Strategic Development

In 1998 at age 13, I first thought about the design of the robot. Solar power fascinated me. I had a panel on my parent’s balcony where I measured decline in energy production due to dirt. People thought I was on the wrong track building my robot as market volume was very limited back then. However, I continued working and developed many mechanisms, such as the drive design, which is key to building a low-weight, effective machine. I was contacted early on by a journalist who liked the idea of reporting on a teenager so focused on solving this particular problem. I also had the opportunity of gaining internship positions with some of Germany’s well-known technology companies, which have supported me and that continue to support me with various parts and know-how.

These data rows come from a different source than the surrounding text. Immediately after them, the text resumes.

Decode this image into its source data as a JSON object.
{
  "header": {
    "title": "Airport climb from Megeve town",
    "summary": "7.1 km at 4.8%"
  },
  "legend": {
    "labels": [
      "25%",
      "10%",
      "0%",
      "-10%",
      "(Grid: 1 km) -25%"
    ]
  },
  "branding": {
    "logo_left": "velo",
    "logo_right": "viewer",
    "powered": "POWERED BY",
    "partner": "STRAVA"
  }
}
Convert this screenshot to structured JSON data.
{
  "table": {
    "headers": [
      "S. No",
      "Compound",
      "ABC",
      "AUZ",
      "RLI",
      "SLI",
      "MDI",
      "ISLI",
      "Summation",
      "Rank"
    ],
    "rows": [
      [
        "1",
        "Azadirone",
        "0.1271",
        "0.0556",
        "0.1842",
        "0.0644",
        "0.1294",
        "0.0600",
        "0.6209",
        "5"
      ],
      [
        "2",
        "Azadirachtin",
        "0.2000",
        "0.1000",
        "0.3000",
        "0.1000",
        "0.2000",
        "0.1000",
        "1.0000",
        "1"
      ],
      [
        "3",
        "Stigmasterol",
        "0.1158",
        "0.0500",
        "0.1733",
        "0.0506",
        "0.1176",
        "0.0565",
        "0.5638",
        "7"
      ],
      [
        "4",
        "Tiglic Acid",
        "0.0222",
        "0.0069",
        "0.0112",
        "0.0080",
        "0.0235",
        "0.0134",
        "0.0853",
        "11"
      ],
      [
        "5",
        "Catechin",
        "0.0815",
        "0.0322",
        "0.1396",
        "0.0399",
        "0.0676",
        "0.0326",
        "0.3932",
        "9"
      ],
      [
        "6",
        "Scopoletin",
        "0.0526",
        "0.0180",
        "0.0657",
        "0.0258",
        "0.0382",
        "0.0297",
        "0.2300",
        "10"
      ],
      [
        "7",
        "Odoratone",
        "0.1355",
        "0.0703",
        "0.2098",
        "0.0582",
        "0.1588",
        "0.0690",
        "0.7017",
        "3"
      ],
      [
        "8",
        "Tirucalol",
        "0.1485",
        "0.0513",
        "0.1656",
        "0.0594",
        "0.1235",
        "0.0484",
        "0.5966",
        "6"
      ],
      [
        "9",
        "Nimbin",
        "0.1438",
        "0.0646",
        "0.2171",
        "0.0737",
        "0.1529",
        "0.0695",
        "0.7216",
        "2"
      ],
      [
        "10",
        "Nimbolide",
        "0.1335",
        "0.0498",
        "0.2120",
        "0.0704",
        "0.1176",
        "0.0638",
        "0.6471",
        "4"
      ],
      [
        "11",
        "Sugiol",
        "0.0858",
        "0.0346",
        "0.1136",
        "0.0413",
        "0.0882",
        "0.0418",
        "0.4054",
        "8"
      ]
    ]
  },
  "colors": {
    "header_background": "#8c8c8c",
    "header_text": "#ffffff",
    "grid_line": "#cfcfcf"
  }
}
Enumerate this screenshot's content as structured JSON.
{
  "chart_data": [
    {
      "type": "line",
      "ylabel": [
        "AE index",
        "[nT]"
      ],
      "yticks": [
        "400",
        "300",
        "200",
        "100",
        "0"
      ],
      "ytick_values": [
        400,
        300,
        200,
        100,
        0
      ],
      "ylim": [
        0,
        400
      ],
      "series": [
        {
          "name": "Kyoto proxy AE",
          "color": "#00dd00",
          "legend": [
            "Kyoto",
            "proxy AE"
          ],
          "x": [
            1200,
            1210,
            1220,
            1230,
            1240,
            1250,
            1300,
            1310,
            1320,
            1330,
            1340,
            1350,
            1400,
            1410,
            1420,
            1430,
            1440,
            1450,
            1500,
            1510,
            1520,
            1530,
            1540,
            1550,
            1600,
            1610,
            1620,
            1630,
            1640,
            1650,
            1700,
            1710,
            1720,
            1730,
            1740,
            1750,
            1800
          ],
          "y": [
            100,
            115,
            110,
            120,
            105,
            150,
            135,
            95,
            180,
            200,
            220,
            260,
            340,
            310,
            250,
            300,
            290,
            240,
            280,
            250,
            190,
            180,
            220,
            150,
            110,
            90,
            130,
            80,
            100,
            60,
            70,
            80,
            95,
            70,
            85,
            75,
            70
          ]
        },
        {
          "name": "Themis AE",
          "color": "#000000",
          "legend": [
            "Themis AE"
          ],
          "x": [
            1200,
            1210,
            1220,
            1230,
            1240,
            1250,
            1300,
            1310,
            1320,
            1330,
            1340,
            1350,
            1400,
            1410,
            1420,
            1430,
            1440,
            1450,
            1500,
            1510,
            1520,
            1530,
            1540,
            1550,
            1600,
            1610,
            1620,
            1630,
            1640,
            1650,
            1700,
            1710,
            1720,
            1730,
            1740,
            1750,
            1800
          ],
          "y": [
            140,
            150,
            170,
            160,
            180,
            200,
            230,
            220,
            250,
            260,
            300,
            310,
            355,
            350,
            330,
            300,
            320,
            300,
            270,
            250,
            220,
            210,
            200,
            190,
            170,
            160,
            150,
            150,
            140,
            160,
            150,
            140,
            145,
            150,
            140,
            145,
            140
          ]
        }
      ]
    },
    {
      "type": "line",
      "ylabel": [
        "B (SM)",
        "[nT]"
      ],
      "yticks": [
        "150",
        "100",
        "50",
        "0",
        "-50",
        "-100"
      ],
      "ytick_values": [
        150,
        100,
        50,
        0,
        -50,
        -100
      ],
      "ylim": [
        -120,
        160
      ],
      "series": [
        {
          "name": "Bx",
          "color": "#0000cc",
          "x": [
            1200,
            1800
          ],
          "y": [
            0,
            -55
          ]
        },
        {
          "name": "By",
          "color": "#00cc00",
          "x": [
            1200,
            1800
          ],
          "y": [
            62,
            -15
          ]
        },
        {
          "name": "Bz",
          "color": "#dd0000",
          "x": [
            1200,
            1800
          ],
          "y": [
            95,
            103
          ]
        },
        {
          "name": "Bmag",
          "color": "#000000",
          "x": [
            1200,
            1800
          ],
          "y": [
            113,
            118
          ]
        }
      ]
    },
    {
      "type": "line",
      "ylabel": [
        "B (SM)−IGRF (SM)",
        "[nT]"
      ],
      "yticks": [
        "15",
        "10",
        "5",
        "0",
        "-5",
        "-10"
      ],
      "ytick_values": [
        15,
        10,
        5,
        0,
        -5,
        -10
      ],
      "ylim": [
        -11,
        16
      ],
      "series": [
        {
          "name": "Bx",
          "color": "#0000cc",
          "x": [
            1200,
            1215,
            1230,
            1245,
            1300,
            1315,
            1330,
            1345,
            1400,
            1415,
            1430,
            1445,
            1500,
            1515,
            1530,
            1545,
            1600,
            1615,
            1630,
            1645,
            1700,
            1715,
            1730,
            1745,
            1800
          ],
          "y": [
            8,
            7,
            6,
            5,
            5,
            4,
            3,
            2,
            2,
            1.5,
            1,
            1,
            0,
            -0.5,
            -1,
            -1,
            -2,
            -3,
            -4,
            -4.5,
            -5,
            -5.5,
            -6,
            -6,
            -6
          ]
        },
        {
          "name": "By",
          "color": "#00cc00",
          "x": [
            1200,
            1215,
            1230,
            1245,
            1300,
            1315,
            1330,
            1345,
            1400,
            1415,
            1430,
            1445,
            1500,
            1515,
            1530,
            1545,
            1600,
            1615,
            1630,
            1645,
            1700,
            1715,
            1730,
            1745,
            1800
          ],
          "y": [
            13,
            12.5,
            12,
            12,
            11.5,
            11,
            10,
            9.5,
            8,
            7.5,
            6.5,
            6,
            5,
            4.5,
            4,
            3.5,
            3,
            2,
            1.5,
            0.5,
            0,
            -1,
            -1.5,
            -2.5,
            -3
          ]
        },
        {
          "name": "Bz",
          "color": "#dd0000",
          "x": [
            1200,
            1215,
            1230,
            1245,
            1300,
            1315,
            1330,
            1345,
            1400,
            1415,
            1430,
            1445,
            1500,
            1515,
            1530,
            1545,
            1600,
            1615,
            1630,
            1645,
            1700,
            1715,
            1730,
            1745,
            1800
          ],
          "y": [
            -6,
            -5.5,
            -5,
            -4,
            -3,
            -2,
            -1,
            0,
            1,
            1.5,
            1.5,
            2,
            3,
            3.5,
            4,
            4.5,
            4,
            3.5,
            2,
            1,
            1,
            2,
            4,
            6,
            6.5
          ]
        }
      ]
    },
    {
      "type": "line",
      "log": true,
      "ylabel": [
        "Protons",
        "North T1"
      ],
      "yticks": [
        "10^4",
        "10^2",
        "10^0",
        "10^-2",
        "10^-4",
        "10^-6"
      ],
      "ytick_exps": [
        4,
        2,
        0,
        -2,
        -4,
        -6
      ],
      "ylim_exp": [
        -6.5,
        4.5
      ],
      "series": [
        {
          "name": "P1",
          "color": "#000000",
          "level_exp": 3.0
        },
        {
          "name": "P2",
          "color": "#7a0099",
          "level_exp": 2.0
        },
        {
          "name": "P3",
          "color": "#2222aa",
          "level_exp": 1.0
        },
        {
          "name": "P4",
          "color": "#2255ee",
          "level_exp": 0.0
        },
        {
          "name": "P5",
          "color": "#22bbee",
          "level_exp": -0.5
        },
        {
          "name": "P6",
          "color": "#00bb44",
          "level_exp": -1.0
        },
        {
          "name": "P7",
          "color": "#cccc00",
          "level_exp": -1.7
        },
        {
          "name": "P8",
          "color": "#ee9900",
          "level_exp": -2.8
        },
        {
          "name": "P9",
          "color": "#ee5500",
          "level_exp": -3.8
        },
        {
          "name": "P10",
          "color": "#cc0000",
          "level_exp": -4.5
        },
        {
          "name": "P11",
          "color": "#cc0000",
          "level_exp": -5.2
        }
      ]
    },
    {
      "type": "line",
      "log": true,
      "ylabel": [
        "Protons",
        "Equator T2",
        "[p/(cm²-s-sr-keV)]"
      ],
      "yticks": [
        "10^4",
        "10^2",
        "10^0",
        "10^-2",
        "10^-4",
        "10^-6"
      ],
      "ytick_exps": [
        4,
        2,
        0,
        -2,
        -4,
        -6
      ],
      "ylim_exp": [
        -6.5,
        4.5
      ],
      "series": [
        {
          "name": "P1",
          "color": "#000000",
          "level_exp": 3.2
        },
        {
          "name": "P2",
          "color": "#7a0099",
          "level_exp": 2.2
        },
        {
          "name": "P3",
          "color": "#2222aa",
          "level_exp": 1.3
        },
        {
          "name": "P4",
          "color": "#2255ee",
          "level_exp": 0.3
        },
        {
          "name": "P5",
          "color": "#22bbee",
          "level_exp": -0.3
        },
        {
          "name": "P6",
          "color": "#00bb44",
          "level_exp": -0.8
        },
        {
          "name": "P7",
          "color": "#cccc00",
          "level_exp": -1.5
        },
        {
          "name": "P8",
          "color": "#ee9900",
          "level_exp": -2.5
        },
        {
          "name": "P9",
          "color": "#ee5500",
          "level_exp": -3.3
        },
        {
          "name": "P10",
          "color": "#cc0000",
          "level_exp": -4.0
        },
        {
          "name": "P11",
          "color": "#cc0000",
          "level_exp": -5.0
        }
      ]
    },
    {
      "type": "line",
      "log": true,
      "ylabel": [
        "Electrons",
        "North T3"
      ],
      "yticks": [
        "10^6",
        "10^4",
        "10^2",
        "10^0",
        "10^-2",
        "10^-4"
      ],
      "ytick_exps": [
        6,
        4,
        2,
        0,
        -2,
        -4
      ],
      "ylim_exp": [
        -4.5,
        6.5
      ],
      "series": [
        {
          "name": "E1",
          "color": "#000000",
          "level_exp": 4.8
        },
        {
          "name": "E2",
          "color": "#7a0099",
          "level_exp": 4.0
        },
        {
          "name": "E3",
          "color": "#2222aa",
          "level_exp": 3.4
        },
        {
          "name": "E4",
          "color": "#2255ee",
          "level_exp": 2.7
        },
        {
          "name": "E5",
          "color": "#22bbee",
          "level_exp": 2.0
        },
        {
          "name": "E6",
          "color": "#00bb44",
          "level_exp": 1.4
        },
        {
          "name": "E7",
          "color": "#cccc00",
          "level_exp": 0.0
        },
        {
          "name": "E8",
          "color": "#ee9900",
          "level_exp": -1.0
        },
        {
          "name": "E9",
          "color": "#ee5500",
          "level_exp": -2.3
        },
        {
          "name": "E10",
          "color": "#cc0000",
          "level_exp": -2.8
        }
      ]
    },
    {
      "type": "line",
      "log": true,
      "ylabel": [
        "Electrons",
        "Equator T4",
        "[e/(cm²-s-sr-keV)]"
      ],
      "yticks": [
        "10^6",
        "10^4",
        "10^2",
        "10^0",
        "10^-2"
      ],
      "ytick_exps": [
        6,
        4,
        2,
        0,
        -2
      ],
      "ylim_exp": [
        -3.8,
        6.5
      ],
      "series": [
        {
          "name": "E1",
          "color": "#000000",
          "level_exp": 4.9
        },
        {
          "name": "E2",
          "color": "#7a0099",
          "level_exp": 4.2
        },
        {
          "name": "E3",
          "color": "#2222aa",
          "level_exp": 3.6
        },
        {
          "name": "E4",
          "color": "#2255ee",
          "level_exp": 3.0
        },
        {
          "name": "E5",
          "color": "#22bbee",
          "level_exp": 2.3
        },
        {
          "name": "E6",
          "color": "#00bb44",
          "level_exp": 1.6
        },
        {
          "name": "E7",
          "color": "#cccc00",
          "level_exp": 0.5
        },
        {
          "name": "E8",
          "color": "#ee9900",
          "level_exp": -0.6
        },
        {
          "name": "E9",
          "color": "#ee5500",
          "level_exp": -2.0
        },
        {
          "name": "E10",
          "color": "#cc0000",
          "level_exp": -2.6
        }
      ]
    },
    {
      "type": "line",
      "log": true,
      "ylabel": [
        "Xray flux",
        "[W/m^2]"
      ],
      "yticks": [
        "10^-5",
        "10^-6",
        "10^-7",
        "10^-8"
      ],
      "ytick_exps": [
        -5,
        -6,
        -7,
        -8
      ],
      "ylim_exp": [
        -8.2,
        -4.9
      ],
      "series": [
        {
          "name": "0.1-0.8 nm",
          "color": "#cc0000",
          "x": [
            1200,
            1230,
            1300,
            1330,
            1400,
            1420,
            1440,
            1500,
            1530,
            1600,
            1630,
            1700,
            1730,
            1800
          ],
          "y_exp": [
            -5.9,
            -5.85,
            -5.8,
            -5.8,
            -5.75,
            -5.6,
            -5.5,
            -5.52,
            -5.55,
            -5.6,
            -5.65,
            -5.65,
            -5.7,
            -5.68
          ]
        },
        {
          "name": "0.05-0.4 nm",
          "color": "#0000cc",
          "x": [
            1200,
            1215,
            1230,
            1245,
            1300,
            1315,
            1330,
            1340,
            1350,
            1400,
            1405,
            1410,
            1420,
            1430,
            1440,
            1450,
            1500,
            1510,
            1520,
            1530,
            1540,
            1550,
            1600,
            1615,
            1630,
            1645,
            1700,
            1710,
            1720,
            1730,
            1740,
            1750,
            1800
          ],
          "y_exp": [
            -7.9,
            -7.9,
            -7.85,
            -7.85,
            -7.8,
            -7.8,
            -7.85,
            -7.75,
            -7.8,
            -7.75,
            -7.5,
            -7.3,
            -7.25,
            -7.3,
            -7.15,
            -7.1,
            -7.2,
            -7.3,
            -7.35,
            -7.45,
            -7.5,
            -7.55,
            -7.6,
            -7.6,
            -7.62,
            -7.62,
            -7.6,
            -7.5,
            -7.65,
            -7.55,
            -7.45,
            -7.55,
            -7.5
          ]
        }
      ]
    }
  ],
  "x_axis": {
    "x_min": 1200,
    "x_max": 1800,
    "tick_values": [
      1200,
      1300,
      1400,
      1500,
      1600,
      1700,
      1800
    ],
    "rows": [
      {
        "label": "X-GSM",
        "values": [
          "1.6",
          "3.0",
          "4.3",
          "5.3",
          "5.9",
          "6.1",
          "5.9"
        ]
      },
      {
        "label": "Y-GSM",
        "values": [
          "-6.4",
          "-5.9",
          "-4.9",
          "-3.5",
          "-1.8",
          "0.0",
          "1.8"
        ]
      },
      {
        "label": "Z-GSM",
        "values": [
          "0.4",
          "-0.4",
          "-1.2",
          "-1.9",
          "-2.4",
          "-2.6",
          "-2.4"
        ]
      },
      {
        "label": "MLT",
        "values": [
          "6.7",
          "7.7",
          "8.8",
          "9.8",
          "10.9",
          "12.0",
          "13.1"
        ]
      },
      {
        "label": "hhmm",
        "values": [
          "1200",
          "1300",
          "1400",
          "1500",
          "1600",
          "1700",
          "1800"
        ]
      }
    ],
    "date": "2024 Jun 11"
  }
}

Today, I am contacted regularly by solar companies from around the world, which makes continuing with the development of Solarbrush all worthwhile after such a long time. Already in 2013, I have had some exciting opportunities. At the World Future Energy Summit in January, I presented my robot to highly interested, potential customers. Then in March, I felt honored to travel to Silicon Valley, a trip that was part of my prize from the Hy! Berlin Award. It was an adventure I’ll never forget as I met with top managers of solar industry companies, IT giants and many other valuable potential partners and investors. I also enjoyed comparing the Silicon Valley scene to London, where I stayed a few days before finally making my way back to Berlin.

As soon as I finish the long-term testing of Solarbrush in target regions, most likely the Near East, I will be ready to sit down with investors to get partners onboard. I have always tried to keep Solarbrush a one-man-show while the device was not 100 percent market ready. But now the time has come to commence and grow or, as one journalist put it, “to build a fleet of robots to fight global warming.”